Date Uploaded: 30/05/2016

SUSI Grant - More than 1,200 students mistakenly paid €3,000 each in grants were able to keep the money after authorities admitted there was no hope of getting it back.

The taxpayer was left to foot the €3.7m bill after student grants body Student Universal Support Ireland (Susi) failed to recoup the grants paid in error in 2012 to ineligible candidates.

The overpayments to more than 1,200 people happened in Susi’s first year of operation, when inadequate staffing and poor planning dogged the system. The overpayments have already been subject to examination by the Comptroller and Auditor General in a broader probe of the process to establish Susi as the centralised body to handle all college grant applications.

However, it has now been decided that, following unsuccessful efforts to recoup money from the vast majority of those who benefited, the total sum of €3.7m is being written off entirely.

The majority mistakenly paid the money were students who also received a Back to Education Allowance from the Department of Social Protection.

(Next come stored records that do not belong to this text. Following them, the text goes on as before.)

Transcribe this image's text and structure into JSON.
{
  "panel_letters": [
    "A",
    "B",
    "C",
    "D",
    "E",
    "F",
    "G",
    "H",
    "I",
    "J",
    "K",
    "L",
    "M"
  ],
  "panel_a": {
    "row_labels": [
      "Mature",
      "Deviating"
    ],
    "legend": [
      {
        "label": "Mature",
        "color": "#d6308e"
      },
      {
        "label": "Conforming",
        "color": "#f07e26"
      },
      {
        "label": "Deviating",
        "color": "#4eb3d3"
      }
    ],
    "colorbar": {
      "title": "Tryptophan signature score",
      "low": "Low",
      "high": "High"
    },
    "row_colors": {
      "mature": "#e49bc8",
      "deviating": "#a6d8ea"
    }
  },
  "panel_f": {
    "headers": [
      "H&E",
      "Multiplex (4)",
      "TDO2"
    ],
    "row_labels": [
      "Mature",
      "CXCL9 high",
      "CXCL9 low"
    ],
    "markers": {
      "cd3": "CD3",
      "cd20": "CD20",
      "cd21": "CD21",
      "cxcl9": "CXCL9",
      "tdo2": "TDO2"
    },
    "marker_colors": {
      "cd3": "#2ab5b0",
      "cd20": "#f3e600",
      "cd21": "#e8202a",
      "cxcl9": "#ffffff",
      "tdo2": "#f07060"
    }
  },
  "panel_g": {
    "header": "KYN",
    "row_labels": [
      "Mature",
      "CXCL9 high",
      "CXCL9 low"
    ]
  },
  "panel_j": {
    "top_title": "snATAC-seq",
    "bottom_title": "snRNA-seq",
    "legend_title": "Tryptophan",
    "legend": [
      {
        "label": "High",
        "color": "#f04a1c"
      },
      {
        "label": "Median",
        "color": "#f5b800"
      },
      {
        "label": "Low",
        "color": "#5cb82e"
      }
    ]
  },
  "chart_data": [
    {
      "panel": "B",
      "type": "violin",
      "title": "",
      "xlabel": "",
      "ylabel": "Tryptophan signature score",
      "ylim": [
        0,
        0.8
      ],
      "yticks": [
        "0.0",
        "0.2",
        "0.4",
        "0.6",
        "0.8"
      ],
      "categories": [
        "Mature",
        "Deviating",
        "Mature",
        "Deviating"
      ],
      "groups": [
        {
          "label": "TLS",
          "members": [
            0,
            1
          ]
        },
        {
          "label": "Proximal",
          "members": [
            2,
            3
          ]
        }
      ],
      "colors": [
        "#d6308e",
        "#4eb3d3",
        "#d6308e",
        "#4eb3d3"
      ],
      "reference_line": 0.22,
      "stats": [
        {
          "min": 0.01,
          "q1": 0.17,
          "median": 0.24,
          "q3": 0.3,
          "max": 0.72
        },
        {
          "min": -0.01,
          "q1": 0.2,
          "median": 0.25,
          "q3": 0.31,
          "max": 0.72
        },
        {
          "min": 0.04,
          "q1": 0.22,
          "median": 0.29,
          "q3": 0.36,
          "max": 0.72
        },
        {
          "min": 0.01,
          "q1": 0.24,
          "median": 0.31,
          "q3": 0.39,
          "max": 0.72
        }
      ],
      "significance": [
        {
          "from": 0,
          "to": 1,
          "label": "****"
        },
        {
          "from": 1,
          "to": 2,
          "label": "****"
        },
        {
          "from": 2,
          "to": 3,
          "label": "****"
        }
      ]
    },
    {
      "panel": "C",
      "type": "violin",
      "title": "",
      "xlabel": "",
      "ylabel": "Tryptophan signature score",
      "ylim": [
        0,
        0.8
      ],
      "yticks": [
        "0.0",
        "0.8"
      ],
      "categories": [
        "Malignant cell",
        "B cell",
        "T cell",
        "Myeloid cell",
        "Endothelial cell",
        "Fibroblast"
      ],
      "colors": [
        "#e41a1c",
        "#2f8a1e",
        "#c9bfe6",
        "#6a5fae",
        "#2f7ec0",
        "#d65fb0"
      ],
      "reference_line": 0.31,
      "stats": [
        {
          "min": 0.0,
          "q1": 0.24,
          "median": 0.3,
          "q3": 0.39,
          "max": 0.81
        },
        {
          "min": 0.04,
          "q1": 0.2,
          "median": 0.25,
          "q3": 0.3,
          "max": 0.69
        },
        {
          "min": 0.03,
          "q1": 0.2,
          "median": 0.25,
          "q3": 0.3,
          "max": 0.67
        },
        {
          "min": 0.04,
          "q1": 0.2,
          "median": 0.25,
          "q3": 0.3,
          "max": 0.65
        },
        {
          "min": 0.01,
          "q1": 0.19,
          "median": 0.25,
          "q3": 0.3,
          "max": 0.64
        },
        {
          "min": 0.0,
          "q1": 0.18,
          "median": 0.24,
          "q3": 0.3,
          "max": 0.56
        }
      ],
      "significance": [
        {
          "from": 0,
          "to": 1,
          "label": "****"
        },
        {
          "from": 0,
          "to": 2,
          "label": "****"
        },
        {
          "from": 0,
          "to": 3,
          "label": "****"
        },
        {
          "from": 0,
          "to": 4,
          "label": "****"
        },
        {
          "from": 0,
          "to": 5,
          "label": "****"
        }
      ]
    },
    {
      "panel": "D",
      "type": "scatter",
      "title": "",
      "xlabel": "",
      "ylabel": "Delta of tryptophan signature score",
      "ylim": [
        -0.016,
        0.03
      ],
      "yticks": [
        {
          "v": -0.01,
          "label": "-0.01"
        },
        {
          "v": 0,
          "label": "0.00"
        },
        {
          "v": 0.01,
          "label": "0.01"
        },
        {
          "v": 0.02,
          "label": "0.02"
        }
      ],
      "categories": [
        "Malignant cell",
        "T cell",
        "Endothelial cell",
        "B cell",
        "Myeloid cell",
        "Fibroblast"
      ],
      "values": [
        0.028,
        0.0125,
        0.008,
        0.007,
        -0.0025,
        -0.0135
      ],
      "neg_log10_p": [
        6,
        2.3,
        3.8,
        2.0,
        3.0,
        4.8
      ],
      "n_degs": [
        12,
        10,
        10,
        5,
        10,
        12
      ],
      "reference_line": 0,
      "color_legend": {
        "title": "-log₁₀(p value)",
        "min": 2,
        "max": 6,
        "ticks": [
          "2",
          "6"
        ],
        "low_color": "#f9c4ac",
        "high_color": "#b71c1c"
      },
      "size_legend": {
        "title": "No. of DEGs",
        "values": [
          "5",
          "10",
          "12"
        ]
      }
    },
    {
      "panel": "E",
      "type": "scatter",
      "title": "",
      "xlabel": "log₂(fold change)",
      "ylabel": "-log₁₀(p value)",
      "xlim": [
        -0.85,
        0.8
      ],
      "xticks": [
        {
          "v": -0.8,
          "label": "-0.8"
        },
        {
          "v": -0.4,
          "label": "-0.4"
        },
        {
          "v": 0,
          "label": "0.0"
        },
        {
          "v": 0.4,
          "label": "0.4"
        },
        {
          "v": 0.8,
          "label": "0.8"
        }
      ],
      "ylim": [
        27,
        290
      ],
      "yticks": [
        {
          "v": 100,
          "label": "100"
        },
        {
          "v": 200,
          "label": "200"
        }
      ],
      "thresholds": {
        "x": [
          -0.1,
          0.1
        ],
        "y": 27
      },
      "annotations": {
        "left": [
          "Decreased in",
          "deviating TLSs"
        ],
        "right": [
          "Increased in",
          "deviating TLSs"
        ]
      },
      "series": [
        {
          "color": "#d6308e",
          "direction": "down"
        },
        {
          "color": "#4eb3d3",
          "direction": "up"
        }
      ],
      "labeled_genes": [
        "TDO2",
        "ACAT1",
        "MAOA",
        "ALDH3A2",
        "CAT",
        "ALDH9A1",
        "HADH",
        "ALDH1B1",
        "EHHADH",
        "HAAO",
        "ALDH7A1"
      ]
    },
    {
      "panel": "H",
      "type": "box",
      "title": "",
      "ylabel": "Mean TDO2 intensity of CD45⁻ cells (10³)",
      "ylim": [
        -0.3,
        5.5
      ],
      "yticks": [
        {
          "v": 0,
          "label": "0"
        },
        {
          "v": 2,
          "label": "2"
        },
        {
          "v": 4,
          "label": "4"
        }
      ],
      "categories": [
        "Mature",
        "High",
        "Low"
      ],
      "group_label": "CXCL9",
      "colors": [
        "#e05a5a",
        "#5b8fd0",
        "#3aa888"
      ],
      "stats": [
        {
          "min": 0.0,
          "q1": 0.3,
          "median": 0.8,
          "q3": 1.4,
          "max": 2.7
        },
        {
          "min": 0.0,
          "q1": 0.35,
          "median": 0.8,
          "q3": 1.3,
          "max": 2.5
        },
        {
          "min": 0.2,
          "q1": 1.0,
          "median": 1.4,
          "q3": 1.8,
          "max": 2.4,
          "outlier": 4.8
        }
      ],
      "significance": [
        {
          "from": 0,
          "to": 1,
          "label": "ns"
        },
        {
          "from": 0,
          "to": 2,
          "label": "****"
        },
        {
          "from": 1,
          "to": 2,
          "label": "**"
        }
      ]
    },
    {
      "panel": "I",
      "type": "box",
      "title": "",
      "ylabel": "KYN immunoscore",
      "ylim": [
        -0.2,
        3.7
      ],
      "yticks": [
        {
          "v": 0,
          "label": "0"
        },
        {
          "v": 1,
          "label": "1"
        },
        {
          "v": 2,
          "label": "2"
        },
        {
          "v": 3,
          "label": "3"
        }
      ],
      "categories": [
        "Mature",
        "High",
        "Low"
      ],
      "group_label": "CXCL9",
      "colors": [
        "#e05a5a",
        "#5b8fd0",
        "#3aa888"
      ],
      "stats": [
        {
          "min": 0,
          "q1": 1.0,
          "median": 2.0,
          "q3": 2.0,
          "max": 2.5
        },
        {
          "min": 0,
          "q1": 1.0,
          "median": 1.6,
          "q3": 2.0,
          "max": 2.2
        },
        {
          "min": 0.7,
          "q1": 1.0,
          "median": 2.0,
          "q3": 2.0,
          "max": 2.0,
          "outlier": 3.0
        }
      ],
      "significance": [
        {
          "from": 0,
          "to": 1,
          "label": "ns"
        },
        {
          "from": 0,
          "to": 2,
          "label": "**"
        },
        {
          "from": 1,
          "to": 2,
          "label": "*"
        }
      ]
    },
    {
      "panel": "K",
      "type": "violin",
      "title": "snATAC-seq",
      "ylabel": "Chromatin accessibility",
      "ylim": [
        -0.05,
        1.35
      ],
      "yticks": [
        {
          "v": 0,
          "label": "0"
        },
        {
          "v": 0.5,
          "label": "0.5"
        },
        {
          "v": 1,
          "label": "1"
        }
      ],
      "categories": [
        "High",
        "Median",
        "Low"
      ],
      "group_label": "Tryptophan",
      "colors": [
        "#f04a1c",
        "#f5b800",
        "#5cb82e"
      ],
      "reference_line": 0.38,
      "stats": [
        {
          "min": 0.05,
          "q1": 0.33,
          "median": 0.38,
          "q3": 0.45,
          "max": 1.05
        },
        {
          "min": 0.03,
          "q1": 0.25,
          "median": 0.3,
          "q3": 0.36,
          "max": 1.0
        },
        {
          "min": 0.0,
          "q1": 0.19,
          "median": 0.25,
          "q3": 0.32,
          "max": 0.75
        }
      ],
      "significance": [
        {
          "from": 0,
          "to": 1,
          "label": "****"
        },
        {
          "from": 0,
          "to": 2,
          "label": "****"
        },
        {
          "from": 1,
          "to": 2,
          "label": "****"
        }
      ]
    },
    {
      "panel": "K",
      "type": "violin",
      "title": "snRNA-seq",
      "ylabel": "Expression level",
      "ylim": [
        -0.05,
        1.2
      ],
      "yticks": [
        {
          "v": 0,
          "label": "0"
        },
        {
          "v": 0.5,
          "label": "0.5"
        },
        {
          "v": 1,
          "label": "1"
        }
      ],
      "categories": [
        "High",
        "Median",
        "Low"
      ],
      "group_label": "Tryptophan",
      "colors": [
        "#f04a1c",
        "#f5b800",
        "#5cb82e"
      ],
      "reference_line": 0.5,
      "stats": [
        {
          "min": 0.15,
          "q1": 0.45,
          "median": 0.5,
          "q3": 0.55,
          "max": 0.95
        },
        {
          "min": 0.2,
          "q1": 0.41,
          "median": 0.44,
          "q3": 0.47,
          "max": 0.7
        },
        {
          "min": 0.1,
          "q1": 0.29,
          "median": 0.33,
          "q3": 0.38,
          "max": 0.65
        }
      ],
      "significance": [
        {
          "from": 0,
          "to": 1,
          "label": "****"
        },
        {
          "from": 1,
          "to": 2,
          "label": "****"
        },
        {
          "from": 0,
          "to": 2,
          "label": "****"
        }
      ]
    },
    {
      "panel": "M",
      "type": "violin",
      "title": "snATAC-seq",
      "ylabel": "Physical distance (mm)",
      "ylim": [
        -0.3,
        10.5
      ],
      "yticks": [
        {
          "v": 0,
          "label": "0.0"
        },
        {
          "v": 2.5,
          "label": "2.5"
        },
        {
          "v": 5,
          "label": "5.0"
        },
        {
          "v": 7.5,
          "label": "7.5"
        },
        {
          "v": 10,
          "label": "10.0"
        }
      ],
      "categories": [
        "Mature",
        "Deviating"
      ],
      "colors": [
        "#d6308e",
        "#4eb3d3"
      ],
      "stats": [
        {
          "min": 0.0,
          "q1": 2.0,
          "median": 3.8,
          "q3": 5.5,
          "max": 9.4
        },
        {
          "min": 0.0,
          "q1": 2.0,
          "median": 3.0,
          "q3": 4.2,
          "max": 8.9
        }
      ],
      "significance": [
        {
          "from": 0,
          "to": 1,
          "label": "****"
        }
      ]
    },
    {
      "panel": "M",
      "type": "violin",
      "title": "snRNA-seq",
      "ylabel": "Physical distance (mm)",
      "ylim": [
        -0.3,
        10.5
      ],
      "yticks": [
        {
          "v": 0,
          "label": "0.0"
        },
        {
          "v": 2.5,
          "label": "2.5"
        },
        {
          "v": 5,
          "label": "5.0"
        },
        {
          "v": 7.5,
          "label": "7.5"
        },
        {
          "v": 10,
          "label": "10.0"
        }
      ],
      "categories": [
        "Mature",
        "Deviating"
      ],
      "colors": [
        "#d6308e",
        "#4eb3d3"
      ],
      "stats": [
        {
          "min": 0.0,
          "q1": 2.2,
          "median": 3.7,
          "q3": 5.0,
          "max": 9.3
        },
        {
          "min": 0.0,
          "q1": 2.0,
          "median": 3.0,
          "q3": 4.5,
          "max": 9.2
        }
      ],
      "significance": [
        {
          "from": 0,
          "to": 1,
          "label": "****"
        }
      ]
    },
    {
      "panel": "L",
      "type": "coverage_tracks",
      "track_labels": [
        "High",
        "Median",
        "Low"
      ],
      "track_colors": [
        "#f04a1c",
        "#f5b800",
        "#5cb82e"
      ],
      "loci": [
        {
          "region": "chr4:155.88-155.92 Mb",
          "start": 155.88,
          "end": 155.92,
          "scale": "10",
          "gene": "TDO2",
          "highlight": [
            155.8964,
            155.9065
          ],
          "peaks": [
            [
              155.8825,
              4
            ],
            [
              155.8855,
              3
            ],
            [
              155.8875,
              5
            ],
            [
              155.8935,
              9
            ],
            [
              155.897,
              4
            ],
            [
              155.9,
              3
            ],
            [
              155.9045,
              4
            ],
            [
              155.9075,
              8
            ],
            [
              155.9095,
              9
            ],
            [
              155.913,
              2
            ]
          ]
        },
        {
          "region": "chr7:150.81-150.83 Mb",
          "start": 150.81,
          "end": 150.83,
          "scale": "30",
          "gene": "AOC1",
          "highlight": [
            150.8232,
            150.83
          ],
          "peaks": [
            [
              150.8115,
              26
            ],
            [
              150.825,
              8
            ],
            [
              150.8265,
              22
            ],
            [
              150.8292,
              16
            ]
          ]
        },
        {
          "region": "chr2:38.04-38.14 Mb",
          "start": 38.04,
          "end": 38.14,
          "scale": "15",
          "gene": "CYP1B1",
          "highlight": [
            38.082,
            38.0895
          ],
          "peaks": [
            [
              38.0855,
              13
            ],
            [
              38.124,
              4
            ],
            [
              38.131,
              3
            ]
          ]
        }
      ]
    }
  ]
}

Last July, based on legal advice from the Attorney General’s office, the Department of Education asked City of Dublin Education and Training Board (CDETB) which operates Susi to write to those involved.

CDETB had initially sought approval to write off the overpayments. They were required instead to ask for the amounts paid in error to be repaid and submit a report on the outcome within six months.

But by February, only 99 of the 1,239 students who had received overpayments had indicated a willingness to engage in the process. By that stage, only €7,071 had been received from just 25 people . That money will now be reimbursed in accordance with approval received from the Department of Public Expenditure and Reform in late March.

In an explanatory note to Education Minister Richard Bruton, senior Department of Education officials said the potential reputational damage for Susi if it continued pursuing students was one of the reasons it sought the write-off. The limited prospect of repayment, the uniqueness of the case at a particular point in time, and the fact the fault lies with Susi rather than the individuals were also cited.

“The [department] is currently communicating with relevant stakeholders about the outcome of this process,” Mr Bruton was told.